Q2: For challenging tasks, true human feedback does not work better than proxy human feedback. This undermines the necessity of involving humans.

It is true that real human feedback, which includes noise, can not outperform proxy human feedback, which is noise-free. However, this does not undermine the necessity of involving humans in our tasks. We believe the reviewer’s point is based on the assumption that sparse rewards are accessible. However, our work focuses on tasks where sparse rewards do not exist.

First, there might also be a misunderstanding for the reviewer regarding the use of proxy human feedback in our experiments. Tasks without any reward or task metric make it difficult to assess method performance, and conducting real human experiments is time-consuming and not easily scalable. Using proxy human feedback is a standard practice for evaluating preference-based learning methods as It allows for rapid and quantitative comparisons across different methods. In this paper, we use sparse rewards as a proxy for perfect human preferences, but this way is actually not feasible for tasks without sparse rewards. Therefore, real human feedback is necessary in these cases.
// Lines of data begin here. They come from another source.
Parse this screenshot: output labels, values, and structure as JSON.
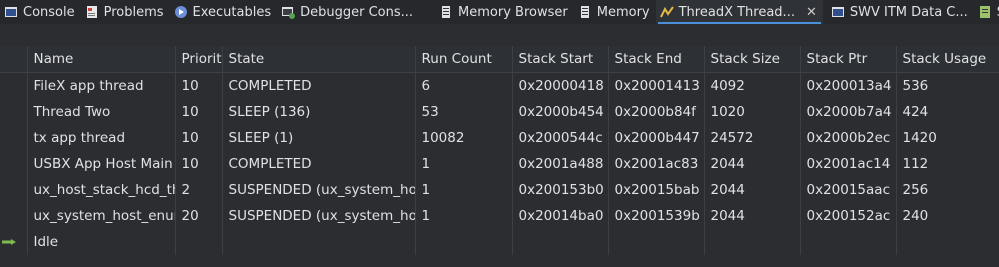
{
  "tabs": [
    {
      "label": "Console",
      "icon": "console-icon",
      "active": false
    },
    {
      "label": "Problems",
      "icon": "problems-icon",
      "active": false
    },
    {
      "label": "Executables",
      "icon": "executables-icon",
      "active": false
    },
    {
      "label": "Debugger Cons...",
      "icon": "debugger-console-icon",
      "active": false
    },
    {
      "label": "Memory Browser",
      "icon": "memory-browser-icon",
      "active": false
    },
    {
      "label": "Memory",
      "icon": "memory-icon",
      "active": false
    },
    {
      "label": "ThreadX Thread...",
      "icon": "threadx-icon",
      "active": true,
      "close": "✕"
    },
    {
      "label": "SWV ITM Data C...",
      "icon": "swv-itm-icon",
      "active": false
    },
    {
      "label": "S",
      "icon": "overflow-tab-icon",
      "active": false
    }
  ],
  "columns": [
    "Name",
    "Priority",
    "State",
    "Run Count",
    "Stack Start",
    "Stack End",
    "Stack Size",
    "Stack Ptr",
    "Stack Usage"
  ],
  "rows": [
    {
      "name": "FileX app thread",
      "priority": "10",
      "state": "COMPLETED",
      "run_count": "6",
      "stack_start": "0x20000418",
      "stack_end": "0x20001413",
      "stack_size": "4092",
      "stack_ptr": "0x200013a4",
      "stack_usage": "536",
      "current": false
    },
    {
      "name": "Thread Two",
      "priority": "10",
      "state": "SLEEP (136)",
      "run_count": "53",
      "stack_start": "0x2000b454",
      "stack_end": "0x2000b84f",
      "stack_size": "1020",
      "stack_ptr": "0x2000b7a4",
      "stack_usage": "424",
      "current": false
    },
    {
      "name": "tx app thread",
      "priority": "10",
      "state": "SLEEP (1)",
      "run_count": "10082",
      "stack_start": "0x2000544c",
      "stack_end": "0x2000b447",
      "stack_size": "24572",
      "stack_ptr": "0x2000b2ec",
      "stack_usage": "1420",
      "current": false
    },
    {
      "name": "USBX App Host Main",
      "priority": "10",
      "state": "COMPLETED",
      "run_count": "1",
      "stack_start": "0x2001a488",
      "stack_end": "0x2001ac83",
      "stack_size": "2044",
      "stack_ptr": "0x2001ac14",
      "stack_usage": "112",
      "current": false
    },
    {
      "name": "ux_host_stack_hcd_th",
      "priority": "2",
      "state": "SUSPENDED (ux_system_hos",
      "run_count": "1",
      "stack_start": "0x200153b0",
      "stack_end": "0x20015bab",
      "stack_size": "2044",
      "stack_ptr": "0x20015aac",
      "stack_usage": "256",
      "current": false
    },
    {
      "name": "ux_system_host_enun",
      "priority": "20",
      "state": "SUSPENDED (ux_system_hos",
      "run_count": "1",
      "stack_start": "0x20014ba0",
      "stack_end": "0x2001539b",
      "stack_size": "2044",
      "stack_ptr": "0x200152ac",
      "stack_usage": "240",
      "current": false
    },
    {
      "name": "Idle",
      "priority": "",
      "state": "",
      "run_count": "",
      "stack_start": "",
      "stack_end": "",
      "stack_size": "",
      "stack_ptr": "",
      "stack_usage": "",
      "current": true
    }
  ],
  "colors": {
    "current_thread_indicator": "#7dbb4f",
    "active_tab_underline": "#4a90d9"
  }
}
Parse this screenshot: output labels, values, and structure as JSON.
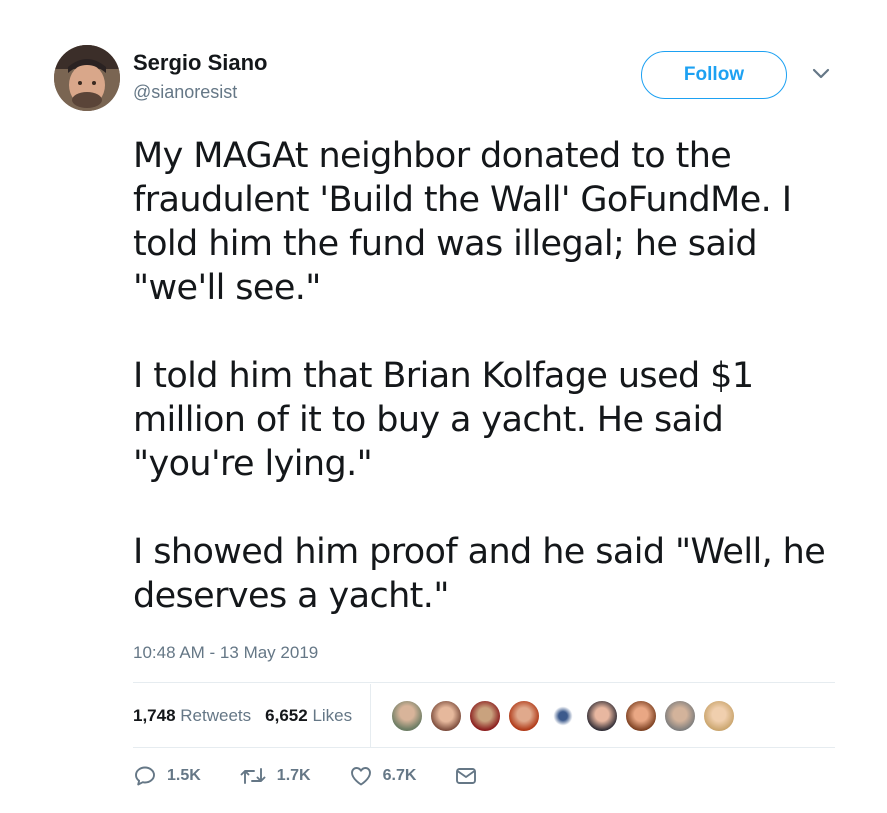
{
  "user": {
    "name": "Sergio Siano",
    "handle": "@sianoresist",
    "follow_label": "Follow"
  },
  "tweet": {
    "paragraphs": [
      "My MAGAt neighbor donated to the\nfraudulent 'Build the Wall' GoFundMe. I\ntold him the fund was illegal; he said\n\"we'll see.\"",
      "I told him that Brian Kolfage used $1\nmillion of it to buy a yacht. He said\n\"you're lying.\"",
      "I showed him proof and he said \"Well, he\ndeserves a yacht.\""
    ],
    "timestamp": "10:48 AM - 13 May 2019"
  },
  "stats": {
    "retweets_count": "1,748",
    "retweets_label": "Retweets",
    "likes_count": "6,652",
    "likes_label": "Likes"
  },
  "actions": {
    "replies": "1.5K",
    "retweets": "1.7K",
    "likes": "6.7K"
  },
  "colors": {
    "accent": "#1da1f2",
    "secondary_text": "#657786",
    "divider": "#e6ecf0"
  }
}
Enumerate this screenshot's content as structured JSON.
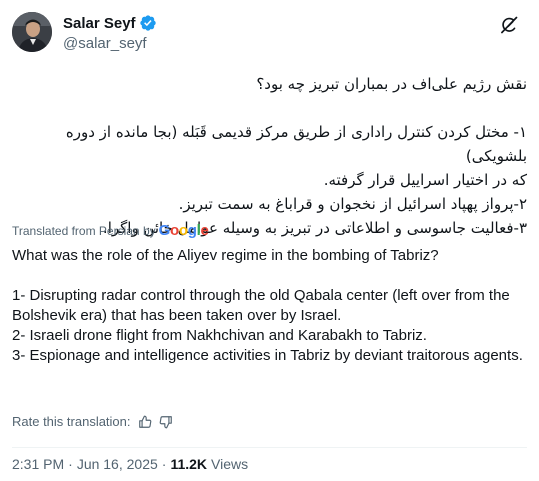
{
  "author": {
    "display_name": "Salar Seyf",
    "handle": "@salar_seyf"
  },
  "persian": {
    "line1": "نقش رژیم علی‌اف در بمباران تبریز چه بود؟",
    "line2": "۱- مختل کردن کنترل راداری از طریق مرکز قدیمی قَبَله (بجا مانده از دوره بلشویکی)",
    "line3": "که در اختیار اسراییل قرار گرفته.",
    "line4": "۲-پرواز پهپاد اسرائیل از نخجوان و قراباغ به سمت تبریز.",
    "line5": "۳-فعالیت جاسوسی و اطلاعاتی در تبریز به وسیله عوامل خائن واگرا."
  },
  "translation": {
    "label": "Translated from Persian by",
    "provider": "Google"
  },
  "english": {
    "question": "What was the role of the Aliyev regime in the bombing of Tabriz?",
    "point1": "1- Disrupting radar control through the old Qabala center (left over from the Bolshevik era) that has been taken over by Israel.",
    "point2": "2- Israeli drone flight from Nakhchivan and Karabakh to Tabriz.",
    "point3": "3- Espionage and intelligence activities in Tabriz by deviant traitorous agents."
  },
  "rate": {
    "label": "Rate this translation:"
  },
  "meta": {
    "time": "2:31 PM",
    "date": "Jun 16, 2025",
    "separator": "·",
    "views_count": "11.2K",
    "views_label": "Views"
  },
  "colors": {
    "verified": "#1d9bf0",
    "text": "#0f1419",
    "secondary": "#536471",
    "google_blue": "#4285f4",
    "google_red": "#ea4335",
    "google_yellow": "#fbbc05",
    "google_green": "#34a853"
  },
  "icons": {
    "verified": "verified-badge-icon",
    "grok": "grok-icon",
    "thumbs_up": "thumbs-up-icon",
    "thumbs_down": "thumbs-down-icon"
  }
}
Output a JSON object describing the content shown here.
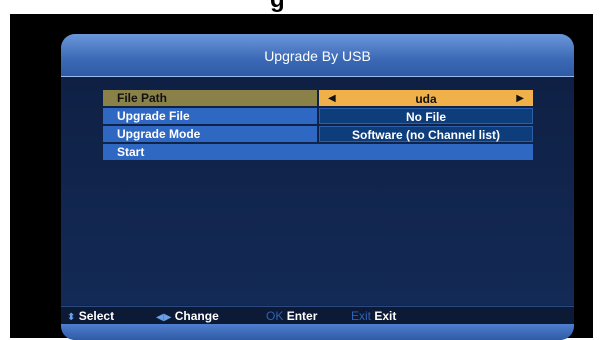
{
  "header_clip": "g",
  "title": "Upgrade By USB",
  "rows": [
    {
      "label": "File Path",
      "value": "uda"
    },
    {
      "label": "Upgrade File",
      "value": "No File"
    },
    {
      "label": "Upgrade Mode",
      "value": "Software (no Channel list)"
    }
  ],
  "start_label": "Start",
  "arrows": {
    "left": "◀",
    "right": "▶"
  },
  "help": {
    "select_icon": "⬍",
    "select_label": "Select",
    "change_icon": "◀▶",
    "change_label": "Change",
    "ok_key": "OK",
    "ok_label": "Enter",
    "exit_key": "Exit",
    "exit_label": "Exit"
  },
  "colors": {
    "highlight": "#f0b14a",
    "row_blue": "#2f68c2",
    "panel_bg": "#10244d"
  }
}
Besides, the proxy human feedback is a simulated perfect human without any noise and may not fully capture the challenges humans may face in providing preferences, we further conduct real human feedback experiments to demonstrate the true effectiveness of our approach. In other words, it is expected that true human feedback doesn’t work better than proxy human feedback, the point we want to show is that our method can still work with true human feedback.

Finally, we want to clarify that our goal is NOT to show that human preference or preference-style signals are inherently better than directly using sparse rewards. Rather, we are addressing tasks that lack sparse rewards by incorporating human feedback to guide the learning process.

Q3: For challenging tasks, like humanoid jump task, ICPL does not have any solid comparisons with other baselines.

EUREKA's reliance on sparse rewards makes it unusable as a baseline in tasks where no explicit reward function is defined, as is the case here: we do not have a sparse reward for this task. Thus, a direct comparison with EUREKA is not feasible. Besides, Table 1 shows that PrefPPO, a preference-based learning baseline, struggles to learn effective behaviors in more challenging tasks, even after 15,000 human queries. Given these limitations, it would be impractical to conduct real human experiments on complex tasks like HumanoidJump based on this performance evaluation.

Thanks for the clarification. It really helps me to understand the position of this paper. However, I would suggest you elaborate the interested problem and the limitation of other methods in the introduction part. For example, it would be better to move some contents in the related work to the introduction and reorganize the introduction and relate work parts. I will increase the rating if the writing has been improved.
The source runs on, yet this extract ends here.